Why Foreign Investors Are Selling
Experts say the important thing set off is foreign money danger. When the rupee falls, overseas traders are likely to promote as a result of their greenback returns shrink. Another motive is year-end portfolio reshuffling, as world traders alter their investments earlier than the vacation season. Delays within the India-US commerce deal have additionally made world traders extra cautious.
Domestic Investors Step In to Support Markets
Even with heavy FPI promoting, Indian markets haven’t fallen sharply. This is as a result of Domestic Institutional Investors (DIIs) purchased shares value Rs 19,783 crore throughout the identical interval, totally offsetting overseas promoting. Domestic traders have remained assured as a consequence of sturdy GDP development and expectations of higher company earnings within the coming quarters.
RBI and Global Cues Offer Some Relief
Market sentiment improved after the RBI reduce rates of interest by 25 foundation factors on December 5. On that day, FPI flows turned constructive with internet shopping for of Rs 642 crore, after days of steady promoting. The RBI additionally raised its FY26 GDP development forecast to 7.3 p.c and lowered its inflation outlook to 2 p.c, which boosted market confidence.
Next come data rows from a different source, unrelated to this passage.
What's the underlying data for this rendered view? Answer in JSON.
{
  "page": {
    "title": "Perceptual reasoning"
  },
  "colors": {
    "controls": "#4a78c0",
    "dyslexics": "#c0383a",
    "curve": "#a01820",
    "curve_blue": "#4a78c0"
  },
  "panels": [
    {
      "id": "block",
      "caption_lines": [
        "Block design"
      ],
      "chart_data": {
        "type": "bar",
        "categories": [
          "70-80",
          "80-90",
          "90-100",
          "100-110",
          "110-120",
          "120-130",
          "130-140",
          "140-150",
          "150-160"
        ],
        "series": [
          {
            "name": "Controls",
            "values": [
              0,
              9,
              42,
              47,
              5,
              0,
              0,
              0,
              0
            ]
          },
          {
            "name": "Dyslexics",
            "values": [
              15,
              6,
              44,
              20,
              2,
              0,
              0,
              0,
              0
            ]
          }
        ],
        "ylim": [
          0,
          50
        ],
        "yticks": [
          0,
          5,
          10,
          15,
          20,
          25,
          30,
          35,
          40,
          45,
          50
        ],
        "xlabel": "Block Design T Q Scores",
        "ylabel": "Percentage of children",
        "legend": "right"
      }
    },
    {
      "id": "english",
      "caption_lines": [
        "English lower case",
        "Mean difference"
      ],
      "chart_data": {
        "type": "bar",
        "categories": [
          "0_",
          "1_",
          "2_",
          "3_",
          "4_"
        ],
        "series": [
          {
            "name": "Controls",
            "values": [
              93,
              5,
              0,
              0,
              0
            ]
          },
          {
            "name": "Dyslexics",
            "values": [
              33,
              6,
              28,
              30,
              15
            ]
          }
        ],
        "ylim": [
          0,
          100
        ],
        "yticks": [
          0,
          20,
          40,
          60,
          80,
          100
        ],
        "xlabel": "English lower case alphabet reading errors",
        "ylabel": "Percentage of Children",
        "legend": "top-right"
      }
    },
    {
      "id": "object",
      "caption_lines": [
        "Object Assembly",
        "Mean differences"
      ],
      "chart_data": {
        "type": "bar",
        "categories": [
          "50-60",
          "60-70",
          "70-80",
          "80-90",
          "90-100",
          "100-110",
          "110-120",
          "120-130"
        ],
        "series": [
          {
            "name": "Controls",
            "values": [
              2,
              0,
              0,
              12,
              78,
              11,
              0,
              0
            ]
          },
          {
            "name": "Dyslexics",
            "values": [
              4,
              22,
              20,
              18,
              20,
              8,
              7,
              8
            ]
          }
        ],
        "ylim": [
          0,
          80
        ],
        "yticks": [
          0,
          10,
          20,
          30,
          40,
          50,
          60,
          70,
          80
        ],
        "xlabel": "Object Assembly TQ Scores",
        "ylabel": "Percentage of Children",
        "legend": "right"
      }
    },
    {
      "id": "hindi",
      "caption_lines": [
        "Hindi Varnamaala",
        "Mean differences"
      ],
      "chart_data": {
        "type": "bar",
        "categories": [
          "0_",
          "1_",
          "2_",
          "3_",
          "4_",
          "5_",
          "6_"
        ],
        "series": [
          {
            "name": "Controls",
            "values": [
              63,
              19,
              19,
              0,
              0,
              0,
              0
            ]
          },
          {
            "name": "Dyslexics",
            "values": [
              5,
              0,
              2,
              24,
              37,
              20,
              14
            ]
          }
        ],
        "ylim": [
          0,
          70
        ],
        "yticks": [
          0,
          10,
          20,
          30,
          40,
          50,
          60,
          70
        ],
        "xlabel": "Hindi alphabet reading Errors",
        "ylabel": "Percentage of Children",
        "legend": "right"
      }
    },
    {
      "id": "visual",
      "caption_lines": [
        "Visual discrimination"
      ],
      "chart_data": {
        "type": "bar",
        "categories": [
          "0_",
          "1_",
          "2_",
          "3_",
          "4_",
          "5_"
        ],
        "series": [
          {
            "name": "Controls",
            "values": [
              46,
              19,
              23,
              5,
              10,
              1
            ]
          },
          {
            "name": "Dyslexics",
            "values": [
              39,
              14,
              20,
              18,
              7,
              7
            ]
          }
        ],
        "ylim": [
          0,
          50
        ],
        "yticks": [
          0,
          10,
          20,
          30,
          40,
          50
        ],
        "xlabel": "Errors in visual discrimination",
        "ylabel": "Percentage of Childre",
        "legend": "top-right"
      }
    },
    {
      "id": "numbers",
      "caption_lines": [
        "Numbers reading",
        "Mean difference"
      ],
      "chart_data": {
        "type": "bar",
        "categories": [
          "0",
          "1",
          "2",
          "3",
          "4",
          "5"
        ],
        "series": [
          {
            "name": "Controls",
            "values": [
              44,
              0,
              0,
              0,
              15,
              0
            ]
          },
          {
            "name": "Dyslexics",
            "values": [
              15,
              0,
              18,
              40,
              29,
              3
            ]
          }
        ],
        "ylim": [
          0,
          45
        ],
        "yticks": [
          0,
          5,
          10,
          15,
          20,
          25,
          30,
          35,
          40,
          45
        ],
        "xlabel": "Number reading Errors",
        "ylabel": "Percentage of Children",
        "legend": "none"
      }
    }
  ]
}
Global liquidity might enhance additional, because the US Federal Reserve is anticipated to announce a 25 bps fee reduce subsequent week. This might help danger property, together with Indian equities, though the pending India-US commerce deal stays a key danger.
Activity within the Debt Market
In the bond market, FPIs invested Rs 250 crore underneath the final restrict however withdrew Rs 69 crore via the voluntary retention route throughout the identical interval.